Bitcoin Community Divided
A new Bitcoin improvement proposal authored by long-time core developer Luke Dashjr caused widespread outrage across the crypto community, after a section in the document appeared to imply legal consequences for those who reject the proposed soft fork. The proposal was published on Friday, and is the latest flashpoint in the debate between Bitcoin Core and Bitcoin Knots supporters. The debate centers on whether Bitcoin should allow non-financial transactions or restrict data that could contain illicit content.
The goal of the proposed soft fork is to limit the amount of arbitrary data stored in Bitcoin transactions for one year, until a permanent solution can be introduced. This move comes amid concerns that the latest Bitcoin Core v30 update, which allows larger data payloads, could enable malicious users to embed illegal or immoral content on-chain — potentially exposing network participants to criminal liability.

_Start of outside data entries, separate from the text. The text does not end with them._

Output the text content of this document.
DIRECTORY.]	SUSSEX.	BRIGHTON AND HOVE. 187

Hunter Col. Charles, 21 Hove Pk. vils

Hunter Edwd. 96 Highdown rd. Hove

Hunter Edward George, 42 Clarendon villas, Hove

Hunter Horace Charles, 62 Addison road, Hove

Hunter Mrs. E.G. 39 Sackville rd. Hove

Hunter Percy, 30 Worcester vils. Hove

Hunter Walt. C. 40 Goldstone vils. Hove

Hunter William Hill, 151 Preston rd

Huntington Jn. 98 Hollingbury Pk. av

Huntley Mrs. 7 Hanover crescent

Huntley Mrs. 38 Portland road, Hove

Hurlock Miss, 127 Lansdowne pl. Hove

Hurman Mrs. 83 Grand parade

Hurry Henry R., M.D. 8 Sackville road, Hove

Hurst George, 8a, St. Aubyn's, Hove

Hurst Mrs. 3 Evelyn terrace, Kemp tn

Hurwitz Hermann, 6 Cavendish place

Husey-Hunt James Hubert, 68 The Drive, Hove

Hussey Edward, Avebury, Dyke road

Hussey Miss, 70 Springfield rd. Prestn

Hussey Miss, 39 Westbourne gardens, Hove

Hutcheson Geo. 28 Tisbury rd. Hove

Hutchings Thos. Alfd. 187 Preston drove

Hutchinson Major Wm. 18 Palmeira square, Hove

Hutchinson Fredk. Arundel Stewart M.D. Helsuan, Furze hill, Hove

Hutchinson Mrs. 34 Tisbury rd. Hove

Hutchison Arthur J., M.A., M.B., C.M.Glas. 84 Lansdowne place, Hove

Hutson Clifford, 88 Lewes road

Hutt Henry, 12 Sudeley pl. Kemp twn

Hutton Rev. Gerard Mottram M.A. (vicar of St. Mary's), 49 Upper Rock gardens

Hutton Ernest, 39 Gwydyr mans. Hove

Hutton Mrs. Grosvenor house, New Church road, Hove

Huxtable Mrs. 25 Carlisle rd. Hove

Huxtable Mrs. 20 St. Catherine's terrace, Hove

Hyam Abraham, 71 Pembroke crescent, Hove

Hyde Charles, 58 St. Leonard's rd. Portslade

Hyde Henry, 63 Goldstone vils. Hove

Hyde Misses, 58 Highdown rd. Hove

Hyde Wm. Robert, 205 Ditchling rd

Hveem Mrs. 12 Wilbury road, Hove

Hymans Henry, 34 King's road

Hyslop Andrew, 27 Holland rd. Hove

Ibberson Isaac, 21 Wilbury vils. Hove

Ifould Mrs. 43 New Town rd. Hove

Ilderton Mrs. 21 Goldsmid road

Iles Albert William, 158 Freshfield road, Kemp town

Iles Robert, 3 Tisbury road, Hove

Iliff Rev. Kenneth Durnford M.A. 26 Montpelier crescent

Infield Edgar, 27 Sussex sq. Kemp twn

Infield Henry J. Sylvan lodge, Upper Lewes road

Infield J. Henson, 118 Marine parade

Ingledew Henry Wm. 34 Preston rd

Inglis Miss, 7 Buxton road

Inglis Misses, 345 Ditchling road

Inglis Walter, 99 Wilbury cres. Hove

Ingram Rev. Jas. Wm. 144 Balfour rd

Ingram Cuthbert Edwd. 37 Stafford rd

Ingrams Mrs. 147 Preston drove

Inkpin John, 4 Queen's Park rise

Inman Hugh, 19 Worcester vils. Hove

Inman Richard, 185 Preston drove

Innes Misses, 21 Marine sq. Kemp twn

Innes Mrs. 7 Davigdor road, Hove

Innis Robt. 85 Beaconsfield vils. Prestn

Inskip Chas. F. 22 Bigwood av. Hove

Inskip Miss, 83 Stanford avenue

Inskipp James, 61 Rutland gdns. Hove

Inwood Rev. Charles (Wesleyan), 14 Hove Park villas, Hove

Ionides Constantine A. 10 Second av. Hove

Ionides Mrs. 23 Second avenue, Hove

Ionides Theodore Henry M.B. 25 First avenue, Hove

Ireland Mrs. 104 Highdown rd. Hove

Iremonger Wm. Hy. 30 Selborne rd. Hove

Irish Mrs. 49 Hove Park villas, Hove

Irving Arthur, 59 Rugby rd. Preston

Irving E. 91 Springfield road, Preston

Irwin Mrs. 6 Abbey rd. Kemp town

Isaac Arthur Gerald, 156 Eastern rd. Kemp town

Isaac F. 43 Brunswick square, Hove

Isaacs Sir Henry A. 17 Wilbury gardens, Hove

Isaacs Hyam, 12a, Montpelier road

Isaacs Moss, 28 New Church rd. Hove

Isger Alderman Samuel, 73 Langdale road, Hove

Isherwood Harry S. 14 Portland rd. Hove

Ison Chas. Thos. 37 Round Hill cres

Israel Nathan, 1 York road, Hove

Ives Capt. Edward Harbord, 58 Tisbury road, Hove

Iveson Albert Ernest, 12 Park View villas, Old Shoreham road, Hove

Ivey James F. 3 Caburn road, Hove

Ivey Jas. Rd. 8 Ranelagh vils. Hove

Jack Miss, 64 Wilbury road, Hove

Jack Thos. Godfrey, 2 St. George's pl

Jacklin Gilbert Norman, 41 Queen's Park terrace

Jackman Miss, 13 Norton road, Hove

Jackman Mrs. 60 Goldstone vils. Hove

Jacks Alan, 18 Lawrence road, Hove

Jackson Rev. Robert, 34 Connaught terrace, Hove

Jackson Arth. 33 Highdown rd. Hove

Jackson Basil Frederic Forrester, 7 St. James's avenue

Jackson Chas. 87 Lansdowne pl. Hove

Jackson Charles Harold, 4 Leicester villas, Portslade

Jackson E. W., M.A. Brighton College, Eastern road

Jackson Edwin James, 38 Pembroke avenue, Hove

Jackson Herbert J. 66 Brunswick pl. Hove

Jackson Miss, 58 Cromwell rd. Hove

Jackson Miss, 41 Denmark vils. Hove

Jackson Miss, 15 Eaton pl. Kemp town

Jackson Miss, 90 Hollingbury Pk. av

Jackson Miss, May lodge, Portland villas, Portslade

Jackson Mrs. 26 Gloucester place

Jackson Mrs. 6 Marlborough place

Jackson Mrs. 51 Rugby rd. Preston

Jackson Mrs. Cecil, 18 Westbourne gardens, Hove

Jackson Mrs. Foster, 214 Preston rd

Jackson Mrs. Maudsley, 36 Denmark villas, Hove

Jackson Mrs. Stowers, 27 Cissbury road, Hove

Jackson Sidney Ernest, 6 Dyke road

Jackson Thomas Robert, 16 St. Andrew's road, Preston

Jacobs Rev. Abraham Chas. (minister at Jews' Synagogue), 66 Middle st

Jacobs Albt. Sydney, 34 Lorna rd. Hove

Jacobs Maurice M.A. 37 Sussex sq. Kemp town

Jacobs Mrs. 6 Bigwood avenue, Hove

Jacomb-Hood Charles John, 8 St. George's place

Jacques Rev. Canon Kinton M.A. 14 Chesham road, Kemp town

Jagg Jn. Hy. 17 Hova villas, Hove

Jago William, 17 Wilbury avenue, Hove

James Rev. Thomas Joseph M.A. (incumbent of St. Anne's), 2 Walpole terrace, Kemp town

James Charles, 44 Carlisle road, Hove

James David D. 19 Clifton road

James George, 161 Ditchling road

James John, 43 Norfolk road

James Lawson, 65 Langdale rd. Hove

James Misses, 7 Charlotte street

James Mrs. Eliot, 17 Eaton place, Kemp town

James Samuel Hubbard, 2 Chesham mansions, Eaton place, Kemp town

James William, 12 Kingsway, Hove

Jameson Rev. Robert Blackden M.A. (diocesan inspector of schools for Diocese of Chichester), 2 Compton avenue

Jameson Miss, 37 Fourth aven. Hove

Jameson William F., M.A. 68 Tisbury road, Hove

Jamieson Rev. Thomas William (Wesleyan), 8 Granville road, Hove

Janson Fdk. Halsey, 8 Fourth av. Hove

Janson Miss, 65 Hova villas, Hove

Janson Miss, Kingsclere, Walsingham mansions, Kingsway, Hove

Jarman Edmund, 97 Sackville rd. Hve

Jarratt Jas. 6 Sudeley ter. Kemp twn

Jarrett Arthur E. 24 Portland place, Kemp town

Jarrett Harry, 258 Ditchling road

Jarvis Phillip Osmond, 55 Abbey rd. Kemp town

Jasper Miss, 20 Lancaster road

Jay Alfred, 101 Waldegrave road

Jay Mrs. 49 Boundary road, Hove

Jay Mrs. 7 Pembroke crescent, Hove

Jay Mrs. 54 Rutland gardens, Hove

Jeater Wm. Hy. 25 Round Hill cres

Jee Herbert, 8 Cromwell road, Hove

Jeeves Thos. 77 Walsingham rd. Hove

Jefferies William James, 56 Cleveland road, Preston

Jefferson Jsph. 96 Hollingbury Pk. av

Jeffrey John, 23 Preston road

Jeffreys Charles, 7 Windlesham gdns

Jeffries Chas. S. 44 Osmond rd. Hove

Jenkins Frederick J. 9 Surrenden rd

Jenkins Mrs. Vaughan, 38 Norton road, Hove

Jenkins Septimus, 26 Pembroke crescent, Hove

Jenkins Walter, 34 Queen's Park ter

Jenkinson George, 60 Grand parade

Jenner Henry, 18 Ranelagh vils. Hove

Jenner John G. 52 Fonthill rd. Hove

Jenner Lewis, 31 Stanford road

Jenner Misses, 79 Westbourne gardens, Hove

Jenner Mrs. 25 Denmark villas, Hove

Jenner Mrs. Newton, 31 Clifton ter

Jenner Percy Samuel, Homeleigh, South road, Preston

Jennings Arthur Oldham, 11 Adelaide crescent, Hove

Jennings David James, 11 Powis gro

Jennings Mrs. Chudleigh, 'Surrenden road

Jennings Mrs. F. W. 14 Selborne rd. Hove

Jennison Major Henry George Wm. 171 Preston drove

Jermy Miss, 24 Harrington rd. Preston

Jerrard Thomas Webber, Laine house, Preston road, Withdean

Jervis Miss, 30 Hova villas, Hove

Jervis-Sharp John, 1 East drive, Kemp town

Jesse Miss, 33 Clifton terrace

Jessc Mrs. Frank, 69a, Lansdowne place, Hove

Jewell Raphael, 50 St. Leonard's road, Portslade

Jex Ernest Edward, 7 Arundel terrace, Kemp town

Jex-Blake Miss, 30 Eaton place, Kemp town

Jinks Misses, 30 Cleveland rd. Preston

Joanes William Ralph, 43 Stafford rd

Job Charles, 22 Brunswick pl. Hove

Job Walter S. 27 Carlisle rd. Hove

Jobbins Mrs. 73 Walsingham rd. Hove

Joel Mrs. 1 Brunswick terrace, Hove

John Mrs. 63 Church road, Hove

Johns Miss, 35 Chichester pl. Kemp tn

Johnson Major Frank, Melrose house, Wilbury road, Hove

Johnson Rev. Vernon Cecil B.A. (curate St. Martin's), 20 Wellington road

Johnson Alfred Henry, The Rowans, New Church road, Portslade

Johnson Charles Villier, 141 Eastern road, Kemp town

However, controversy erupted over the proposal’s language in lines 261 to 272, where it states that “there is a moral and legal impediment to any attempt to reject this soft fork,” followed by a note that rejecting it “may subject you to legal or moral consequences” or result in “splitting off to a new altcoin like Bcash.”
Critics quickly accused Dashjr of trying to coerce the community through fear of legal repercussions. Bitcoin educator and systems engineer Bam called the wording “Orwellian,” and compared it to a dystopian overreach.
Software engineer Ben Kaufman described it as “the most clear case of an attack on Bitcoin.” Canadian cryptographer Peter Todd shared screenshots suggesting Dashjr was relying on the threat of legal pressure to ensure adoption. Galaxy Digital’s Alex Thorn also called the move “explicitly an attack on Bitcoin.”
Others, however, argue that the section has been misinterpreted. They claim it refers to the risk of being complicit in hosting illegal content should the fork not be adopted, rather than a direct legal threat.
Dashjr himself clarified that the wording originated from an earlier draft and said it might need more clarification. Still, even if the fork moves forward, Todd claims to have already bypassed its proposed restrictions, suggesting the technical fix may not be effective. BitMEX Research also warned that the proposal could inadvertently create economic incentives for bad actors to post illegal content on-chain in order to disrupt the network.
Bitcoin’s Real Driver Is Dollar Weakness
In other Bitcoin-related news, Bitcoin’s reputation as an inflation hedge is being challenged by new research from NYDIG, which suggests that inflation itself has little influence on the cryptocurrency’s price. Instead, the report argues that Bitcoin tends to rise when the US dollar weakens, much like gold.
Greg Cipolaro, NYDIG’s global head of research, said in a note on Friday that while the crypto community often portrays Bitcoin as “digital gold,” the data simply doesn’t support a strong or consistent link between inflation and Bitcoin’s performance.
Cipolaro explained that Bitcoin’s correlations with inflationary measures are neither steady nor particularly strong, and that expectations of inflation are only a slightly better predictor of Bitcoin’s price movements. Interestingly, he added that even gold, which has long been considered the ultimate inflation hedge, doesn’t live up to that label. In fact, gold has shown an inverse and inconsistent relationship with inflation over time, a finding that Cipolaro described as “surprising for an inflation protection hedge.”
(Source: NYDIG)
What seems to matter more for both Bitcoin and gold, according to NYDIG, is the strength of the US dollar. As the dollar weakens against other currencies, both assets tend to rise. Cipolaro explained that while gold’s inverse correlation to the dollar is long established, Bitcoin’s relationship is newer but growing stronger as it becomes more integrated into the traditional financial ecosystem.
(Source: NYDIG)
He also pointed out that broader macroeconomic factors like interest rates and the money supply have played a more important role in shaping Bitcoin’s price. Historically, gold gained when interest rates fell and declined when they rose. This pattern has now begun to emerge for Bitcoin as well. Similarly, looser monetary policies and expansions in global liquidity generally supported Bitcoin’s upward movements.
Cipolaro concluded that these trends show how Bitcoin has matured into a key player in the global financial landscape. While gold may serve as a hedge against real interest rates, he said, Bitcoin evolved into what he described as a “liquidity barometer,” by reflecting much broader shifts in global economic conditions rather than reacting directly to inflation itself.